Sunday, October 21, 2018

Same, same but different – My mother is not getting paperfreeconstruction, the concept.


My mother has been a solid supporter of my BIM journey over the last 3 decades. She speaks very little English but has lived with us for long enough and attended enough of my Serbian/Hungarian presentations to get the gist of what I am about.
She has no idea what the ‘BIM’ acronym stands for exactly, but is closely associating it with all my professional ups and downs.
She loyally shares my blog announcements on Facebook and looks over Slideshows, YouTube movies, PP presentations I make. I can say, she is a fan of mine.

Launching the ‘paperfree’ movement, I managed to unsettle her.
She is confused.
Sure, she is happy, that I am again enthusiastic about the BIM-thing, the apathy that was consuming me over the stagnation of its development, worried her.
She is just not following the logic.
Almost thirty years ago, I was first talking about computer modelling of buildings.
I ‘drew’ the first axo chair in AutoCAD 25 years ago and showed it to her.
I documented full houses in 3D ArchiCAD 20 years ago in our design studio, while she looked after our children.
I designed and modelled iconic commercial buildings in Teamwork Architecture when we moved to a bigger town 15 years ago.
I built a business based on super-clever construction modelling some 12 years ago.
I taught how to BIM globally 10 years ago.
I’ve been writing a blog on the topic that is widely read everywhere over the last 5 years.
She could see the technology developing, my ideas maturing, the stakes rising.

And now? My blogposts keep coming up with the same hand-phone logo? And talking about paper?
She is curious, of course.
I tell her this is exciting. It is radical.
What can be more radical that all the ideas I presented over the years, many we pushed through fruition even at high personal price?

She questions, wants to understand.
So I say, this is not really radical.
This is nothing new.
It is the old BIM. The same BIM. The BIM that many have been selling and few doing.
Or not even BIM, at all.

I am just trying to get rid of paper from my working life and am encouraging others to do so.
Just asking people to work paperfree.
Keep doing the same things as always (draw, model, write, read, sketch…) just don’t use the paper.

She understands but remains puzzled.
Same, same – but different?

In time, I will be able to explain to her the logic of going back to basics and eliminating the paper from the processes.
I’ll tell her the theory, that a large portion of the industry, that is by and large ambivalent to BIM-ish changes, I believe would respond to positive development given the push in the right direction.
Rather than ‘forcing’ people through BIM training, modelling courses, even just theoretical seminars,

I’d love to see them ‘just’ go paperfree.

Think before you print! (good for the environment too, but my major objective is different, here).

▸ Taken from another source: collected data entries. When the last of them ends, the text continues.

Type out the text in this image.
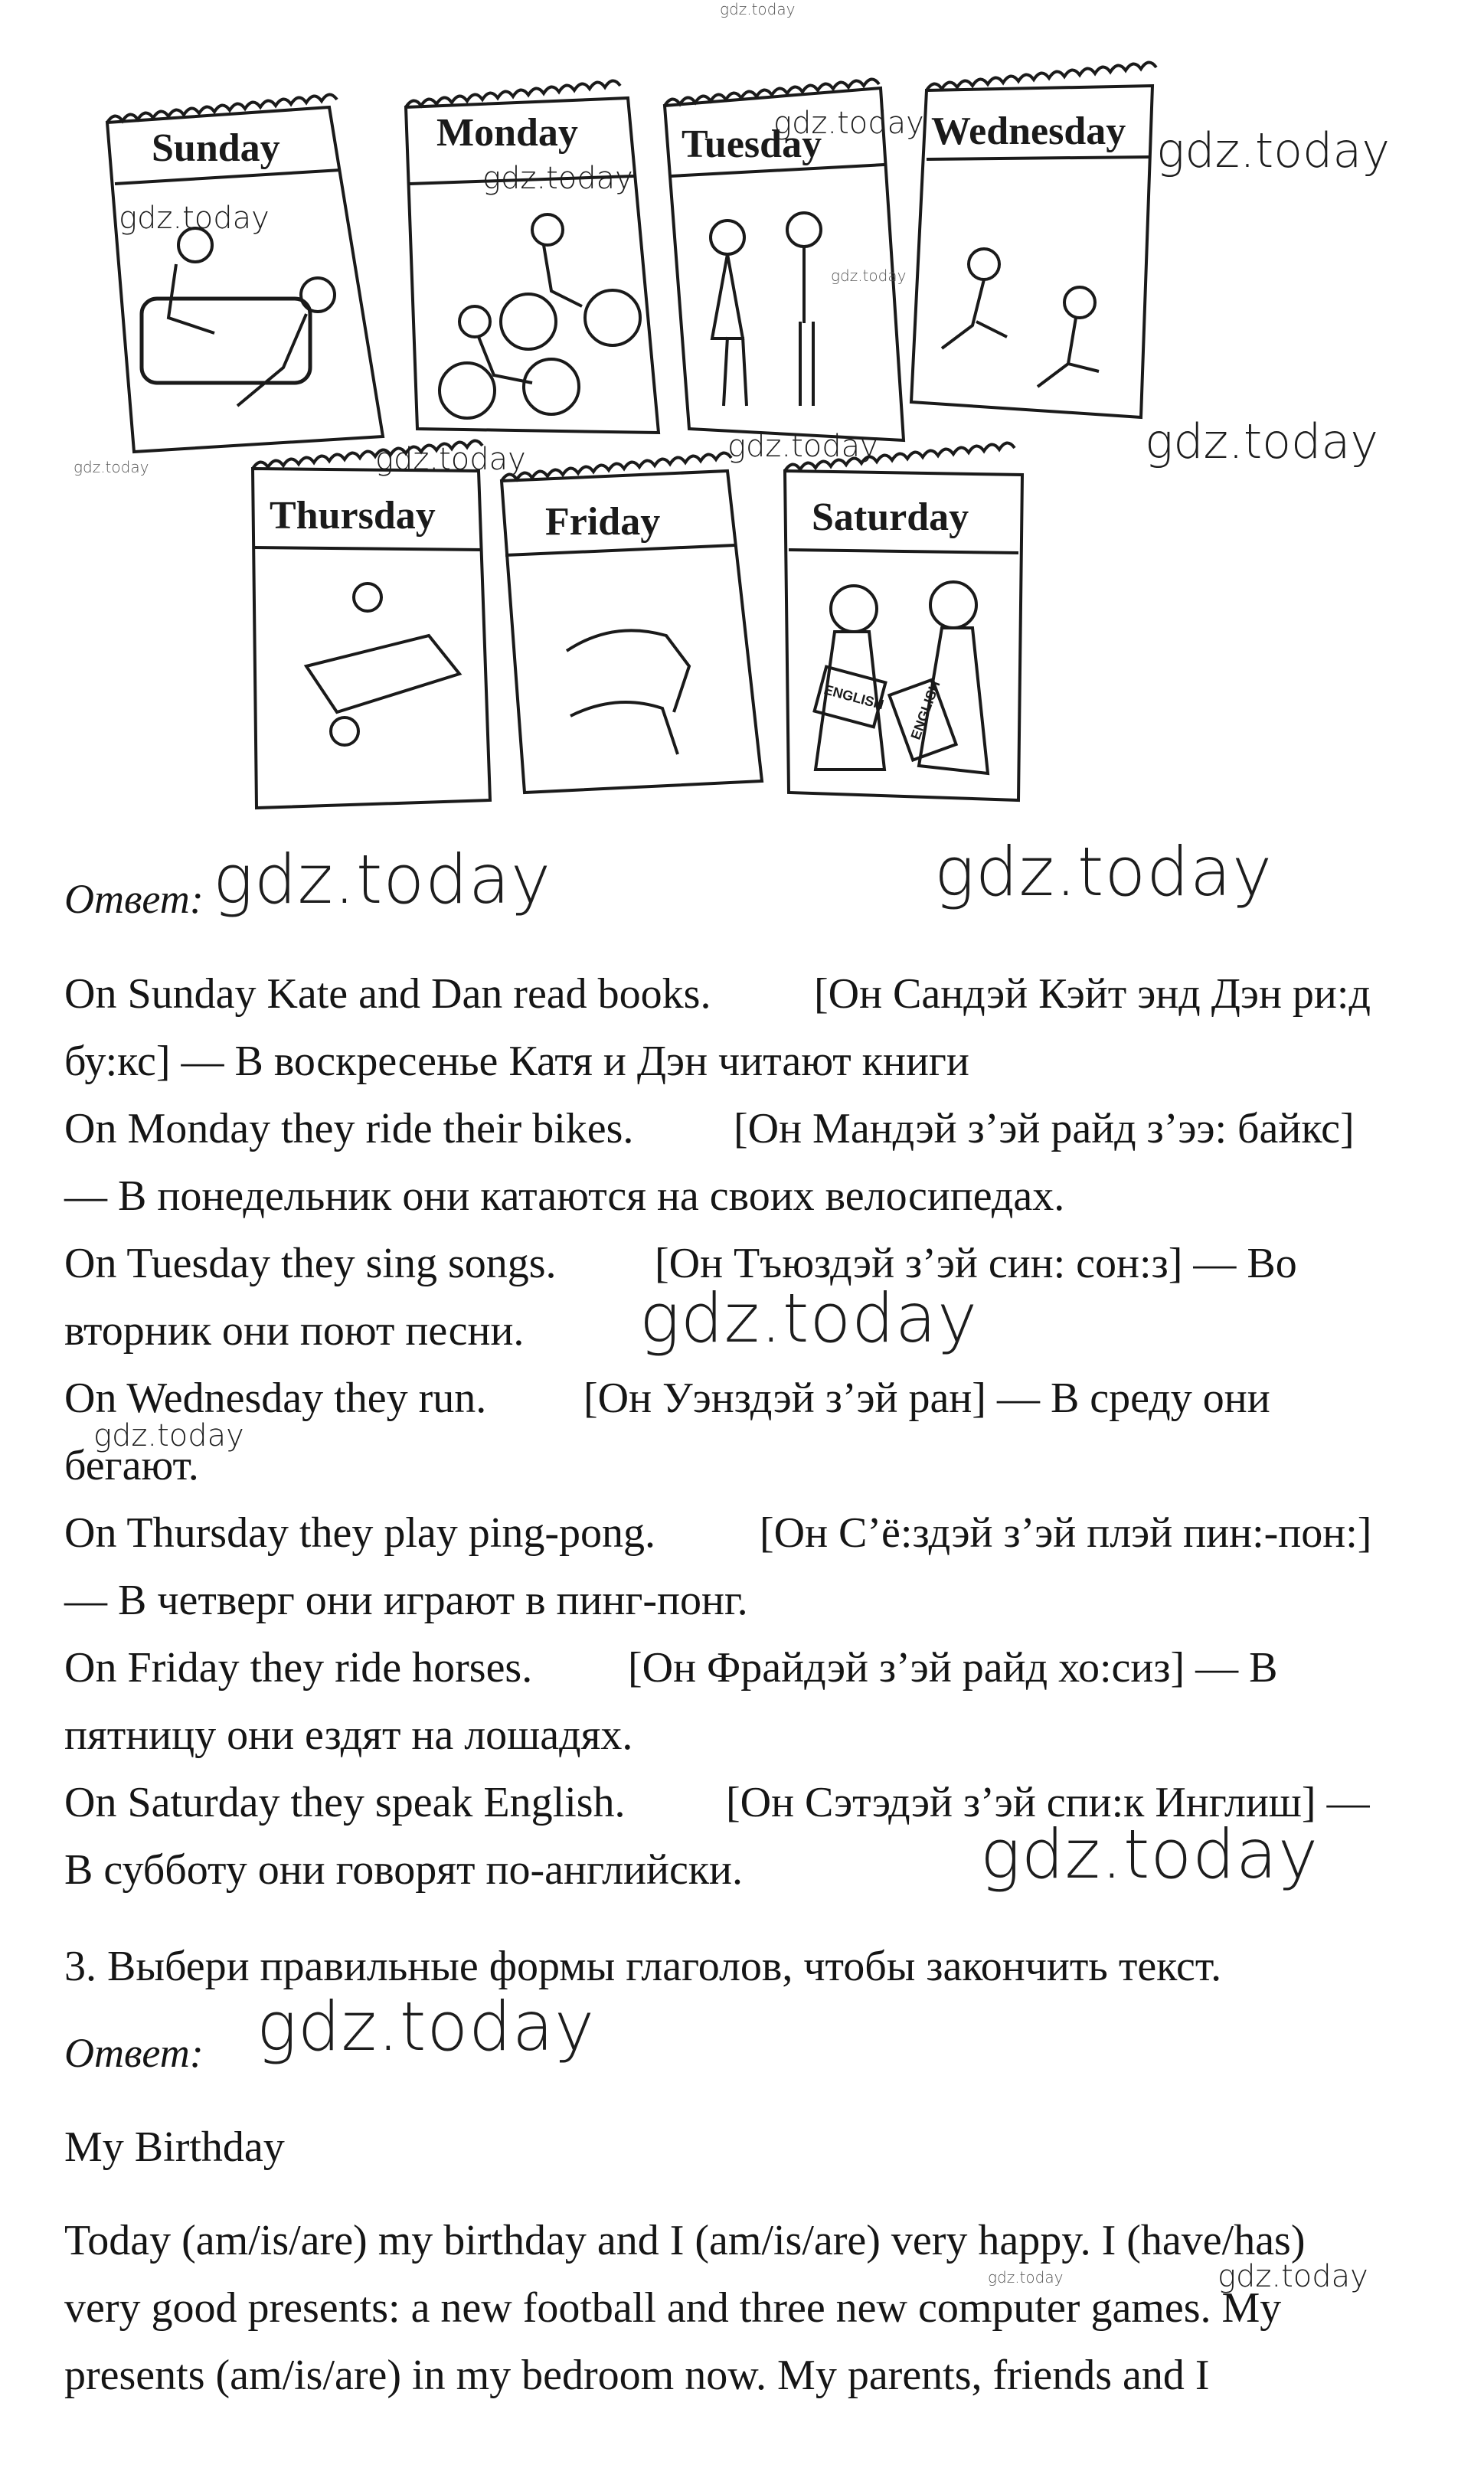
Sunday	Monday	Tuesday	Wednesday
Thursday	Friday	Saturday
ENGLISH ENGLISH
gdz.today
gdz.today
gdz.today
gdz.today
gdz.today
gdz.today
gdz.today
gdz.today
gdz.today
gdz.today
gdz.today	gdz.today
gdz.today
gdz.today
gdz.today
gdz.today
gdz.today	gdz.today
Ответ:
On Sunday Kate and Dan read books. [Он Сандэй Кэйт энд Дэн ри:д
бу:кс] — В воскресенье Катя и Дэн читают книги
On Monday they ride their bikes. [Он Мандэй з’эй райд з’ээ: байкс]
— В понедельник они катаются на своих велосипедах.
On Tuesday they sing songs. [Он Тъюздэй з’эй син: сон:з] — Во
вторник они поют песни.
On Wednesday they run. [Он Уэнздэй з’эй ран] — В среду они
бегают.
On Thursday they play ping-pong. [Он С’ё:здэй з’эй плэй пин:-пон:]
— В четверг они играют в пинг-понг.
On Friday they ride horses. [Он Фрайдэй з’эй райд хо:сиз] — В
пятницу они ездят на лошадях.
On Saturday they speak English. [Он Сэтэдэй з’эй спи:к Инглиш] —
В субботу они говорят по-английски.
3. Выбери правильные формы глаголов, чтобы закончить текст.
Ответ:
My Birthday
Today (am/is/are) my birthday and I (am/is/are) very happy. I (have/has)
very good presents: a new football and three new computer games. My
presents (am/is/are) in my bedroom now. My parents, friends and I
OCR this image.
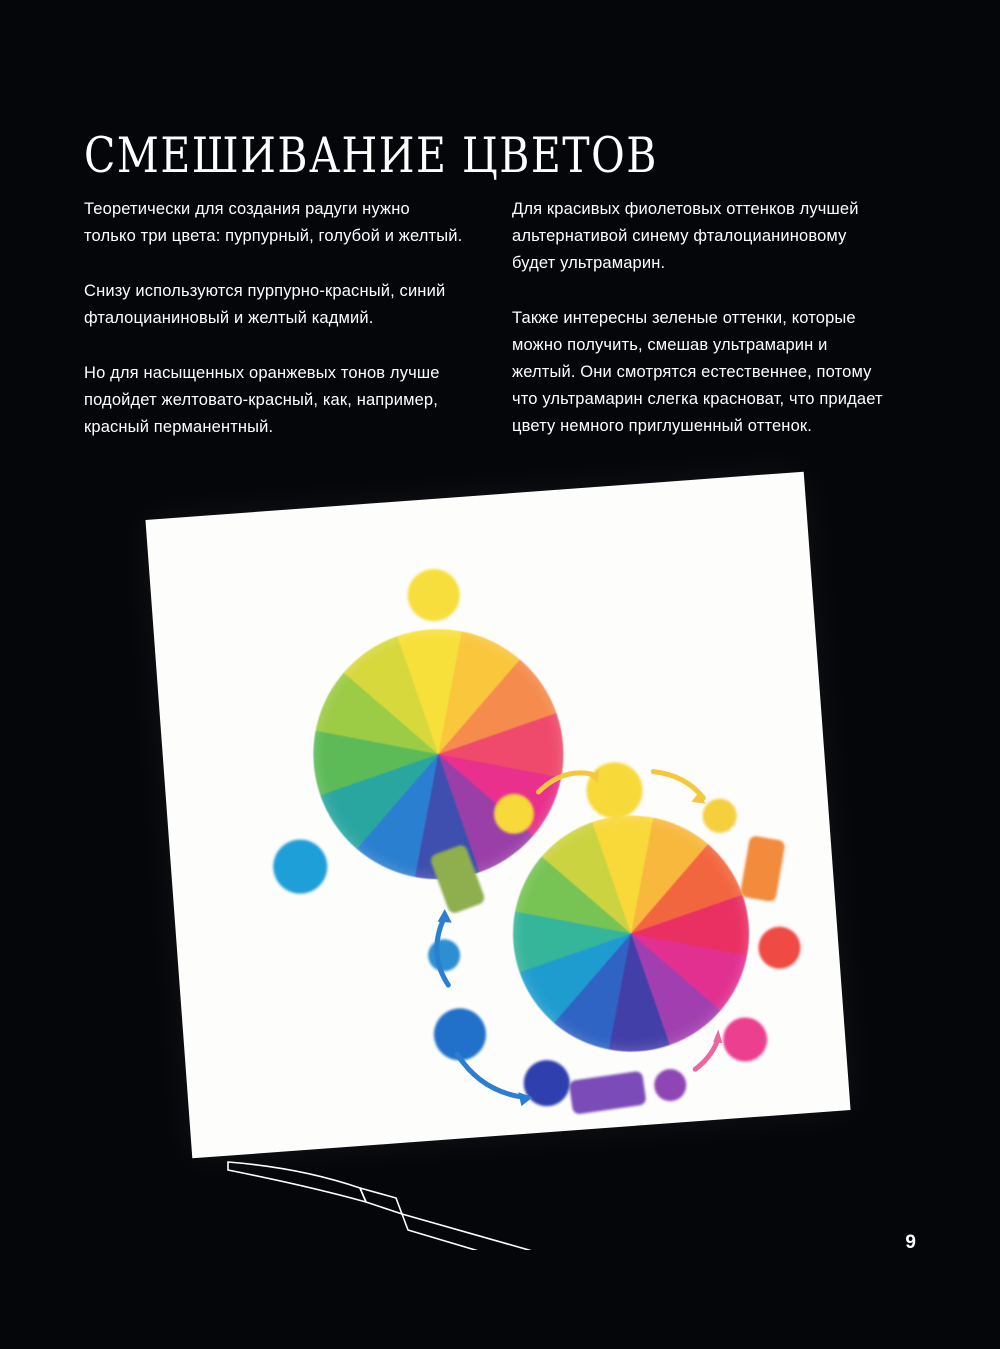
СМЕШИВАНИЕ ЦВЕТОВ

Теоретически для создания радуги нужно только три цвета: пурпурный, голубой и желтый.

Снизу используются пурпурно-красный, синий фталоцианиновый и желтый кадмий.

Но для насыщенных оранжевых тонов лучше подойдет желтовато-красный, как, например, красный перманентный.

Для красивых фиолетовых оттенков лучшей альтернативой синему фталоцианиновому будет ультрамарин.

Также интересны зеленые оттенки, которые можно получить, смешав ультрамарин и желтый. Они смотрятся естественнее, потому что ультрамарин слегка красноват, что придает цвету немного приглушенный оттенок.

9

Can you get by doing everything on a laptop? Or a tablet.
Save to a cloud straight away?
Mark up drawings on screen?
Sort them, check against models?
Is it hard? Why? Is it the tools? Or something else?
Can you get rid of your paper note book?

I’d love to hear what keeps you hanging onto paper?




12 comments:

  1. Not just your mom:), but most of the AECOO sector... Leadership and competency remains an uphill battle.